A newly identified defect in Intel's Skylake and Kaby Lake processors could cause devices with hyper-threading enabled to "dangerously misbehave," a Debian project researcher warned yesterday.

Users with 6th- and 7th-generation Intel core processors should disable hyper-threading "immediately" to avoid problems with their systems, Henrique de Moraes Holschuh said in an advisory to Debian developer mailing list subscribers sent out Sunday. The defect also affects related Intel server processors, such as the Xeon v5 and v6, as well as "select Intel Pentium processor models," Holschuh added.

Recently, Intel documented the defect in several specification updates for the affected processors and made microcode fixes available for some Skylake processors, according to Holschuh. However, it's not clear whether the updates made to date will address the issue in Kaby Lake processors, he noted.

Malfunction Reports Dating to Q2 2016

OCaml developer Mark Shinwell contacted the Debian team late last month about an Intel processor issue that could be triggered by a compiler for the OCaml open source software project, according to Holschuh's advisory. He added that OCaml developers had been aware of this issue since January, with "reports of malfunctions going at least as far back as Q2 2016."

Shinwell reported that he later found changelog information from Intel about a possible fix for a microcode defect, and verified that the fix addressed the processor issue identified earlier by the OCaml community.

"We do not have enough information at this time to know how much software out there will trigger this specific defect," Holschuh said yesterday. "The reported effects of the processor defect were: compiler and application crashes, incorrect program behavior, including incorrect program output."

Called HT Technology, hyper-threading is Intel's proprietary approach to simulataneous multithreading. Introduced in 2002, it enables multiple computing tasks to be handled at the same time on the same core.

Fix Depends on Processor Type

Holschuh said the new hyper-threading-related defect affects systems with Intel processors released in September 2015 and later. The issue does not apply to processors that don't support hyper-threading, he added. The defect also can "potentially affect any operating system," not just Debian- or Linux-based ones, he noted.

Users with affected Skylake processor models 78 or 94 should install the "non-free 'intel-microcode' package with base version 3.20170511.1" and then reboot their systems, Holschuh said. Those with other Skylake model numbers should disable hyper-threading and then contact their vendors for a BIOS/UEFI fix, he added.
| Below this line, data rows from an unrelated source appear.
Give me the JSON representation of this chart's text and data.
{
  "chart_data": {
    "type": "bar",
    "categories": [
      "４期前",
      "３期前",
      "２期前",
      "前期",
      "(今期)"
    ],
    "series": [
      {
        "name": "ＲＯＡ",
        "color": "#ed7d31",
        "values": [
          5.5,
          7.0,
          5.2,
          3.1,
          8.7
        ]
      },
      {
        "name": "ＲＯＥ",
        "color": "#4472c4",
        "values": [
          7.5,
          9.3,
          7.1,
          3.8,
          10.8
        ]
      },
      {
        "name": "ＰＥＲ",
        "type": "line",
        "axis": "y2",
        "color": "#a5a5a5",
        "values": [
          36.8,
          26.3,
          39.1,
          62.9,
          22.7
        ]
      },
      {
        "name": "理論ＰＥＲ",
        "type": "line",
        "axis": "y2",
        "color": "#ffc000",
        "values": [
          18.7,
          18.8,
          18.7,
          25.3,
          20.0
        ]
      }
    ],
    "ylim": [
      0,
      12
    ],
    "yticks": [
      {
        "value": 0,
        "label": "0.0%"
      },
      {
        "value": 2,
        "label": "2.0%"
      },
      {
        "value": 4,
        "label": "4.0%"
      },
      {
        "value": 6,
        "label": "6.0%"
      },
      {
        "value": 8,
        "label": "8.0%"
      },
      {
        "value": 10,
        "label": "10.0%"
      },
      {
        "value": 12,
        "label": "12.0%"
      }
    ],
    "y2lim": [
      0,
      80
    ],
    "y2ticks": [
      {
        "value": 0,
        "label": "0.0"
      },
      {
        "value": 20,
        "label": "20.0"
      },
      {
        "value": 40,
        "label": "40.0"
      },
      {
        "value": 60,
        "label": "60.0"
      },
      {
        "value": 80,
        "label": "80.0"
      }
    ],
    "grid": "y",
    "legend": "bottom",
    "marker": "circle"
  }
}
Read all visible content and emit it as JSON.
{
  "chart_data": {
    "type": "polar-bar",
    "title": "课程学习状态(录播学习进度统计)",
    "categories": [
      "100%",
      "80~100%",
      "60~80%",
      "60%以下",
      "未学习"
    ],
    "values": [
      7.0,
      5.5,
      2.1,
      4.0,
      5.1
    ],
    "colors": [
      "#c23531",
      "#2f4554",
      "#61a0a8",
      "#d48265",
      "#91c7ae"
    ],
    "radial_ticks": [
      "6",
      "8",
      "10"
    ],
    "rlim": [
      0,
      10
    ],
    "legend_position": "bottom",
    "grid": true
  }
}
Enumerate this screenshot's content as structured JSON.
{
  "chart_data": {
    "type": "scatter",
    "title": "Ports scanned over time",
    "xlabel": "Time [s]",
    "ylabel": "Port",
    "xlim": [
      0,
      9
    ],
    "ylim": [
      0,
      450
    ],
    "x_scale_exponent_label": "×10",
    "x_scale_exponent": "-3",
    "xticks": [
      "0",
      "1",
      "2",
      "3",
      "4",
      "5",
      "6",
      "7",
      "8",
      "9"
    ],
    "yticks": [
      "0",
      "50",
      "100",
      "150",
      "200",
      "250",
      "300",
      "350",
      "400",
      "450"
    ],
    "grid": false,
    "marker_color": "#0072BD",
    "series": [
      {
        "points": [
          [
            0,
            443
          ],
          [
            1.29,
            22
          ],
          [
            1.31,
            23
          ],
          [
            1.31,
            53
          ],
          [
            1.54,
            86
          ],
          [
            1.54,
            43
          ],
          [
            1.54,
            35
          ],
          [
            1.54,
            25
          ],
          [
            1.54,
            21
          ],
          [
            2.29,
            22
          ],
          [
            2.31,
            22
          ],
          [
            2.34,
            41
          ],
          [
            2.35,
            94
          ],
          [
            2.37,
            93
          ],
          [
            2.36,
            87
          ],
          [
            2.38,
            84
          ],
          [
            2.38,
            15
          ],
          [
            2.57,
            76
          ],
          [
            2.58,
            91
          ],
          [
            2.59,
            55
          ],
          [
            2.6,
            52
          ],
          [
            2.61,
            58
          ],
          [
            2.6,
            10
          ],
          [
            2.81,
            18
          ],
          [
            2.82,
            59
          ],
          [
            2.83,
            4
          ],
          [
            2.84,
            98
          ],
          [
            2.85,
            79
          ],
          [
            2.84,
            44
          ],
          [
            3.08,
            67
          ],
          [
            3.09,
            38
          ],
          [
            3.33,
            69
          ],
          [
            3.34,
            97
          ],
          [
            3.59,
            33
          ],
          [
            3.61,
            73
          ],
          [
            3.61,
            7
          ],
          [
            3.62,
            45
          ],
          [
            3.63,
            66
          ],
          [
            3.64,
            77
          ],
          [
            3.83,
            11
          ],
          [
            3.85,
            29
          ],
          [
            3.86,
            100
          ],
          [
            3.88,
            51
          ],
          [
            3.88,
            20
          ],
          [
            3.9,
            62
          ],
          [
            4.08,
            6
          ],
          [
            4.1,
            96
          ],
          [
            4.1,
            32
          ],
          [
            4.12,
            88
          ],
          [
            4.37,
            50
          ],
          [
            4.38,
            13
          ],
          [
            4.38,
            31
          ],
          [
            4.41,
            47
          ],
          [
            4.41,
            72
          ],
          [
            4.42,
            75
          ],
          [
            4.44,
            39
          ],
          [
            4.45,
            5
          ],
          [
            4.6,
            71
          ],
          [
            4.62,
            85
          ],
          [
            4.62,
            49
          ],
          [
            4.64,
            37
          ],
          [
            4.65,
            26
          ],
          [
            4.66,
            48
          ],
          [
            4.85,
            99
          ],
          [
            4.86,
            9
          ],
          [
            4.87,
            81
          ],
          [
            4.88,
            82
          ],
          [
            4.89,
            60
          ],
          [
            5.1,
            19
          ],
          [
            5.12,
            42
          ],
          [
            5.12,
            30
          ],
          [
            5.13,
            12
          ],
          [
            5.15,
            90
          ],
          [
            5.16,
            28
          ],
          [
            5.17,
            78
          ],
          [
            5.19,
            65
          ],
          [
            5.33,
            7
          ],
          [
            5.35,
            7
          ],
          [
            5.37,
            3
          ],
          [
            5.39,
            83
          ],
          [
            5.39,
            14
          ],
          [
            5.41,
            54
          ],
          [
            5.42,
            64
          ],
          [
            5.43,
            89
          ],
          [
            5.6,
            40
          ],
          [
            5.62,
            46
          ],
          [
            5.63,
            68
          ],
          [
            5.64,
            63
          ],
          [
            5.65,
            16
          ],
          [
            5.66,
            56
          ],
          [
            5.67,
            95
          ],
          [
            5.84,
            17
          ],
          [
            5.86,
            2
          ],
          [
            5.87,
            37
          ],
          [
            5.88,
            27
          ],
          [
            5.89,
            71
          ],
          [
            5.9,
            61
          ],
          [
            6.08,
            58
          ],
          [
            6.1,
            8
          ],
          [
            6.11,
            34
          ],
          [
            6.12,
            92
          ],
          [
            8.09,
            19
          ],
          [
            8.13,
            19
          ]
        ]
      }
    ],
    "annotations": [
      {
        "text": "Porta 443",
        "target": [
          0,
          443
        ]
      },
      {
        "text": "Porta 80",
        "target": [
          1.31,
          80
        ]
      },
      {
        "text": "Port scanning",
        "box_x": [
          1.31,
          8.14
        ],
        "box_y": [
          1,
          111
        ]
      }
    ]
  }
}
Users with Kaby Lake processors should also disable hyper-threading and get in touch with their systems' vendors.

Last month, Intel issued a security advisory about another vulnerability that a researcher identified that had existed in enterprise system firmware since 2010-2011. In 2005, Canadian computer scientist Colin Percival also identified a hyper-threading-related security flaw that affected earlier Intel Pentium and Xeon processors.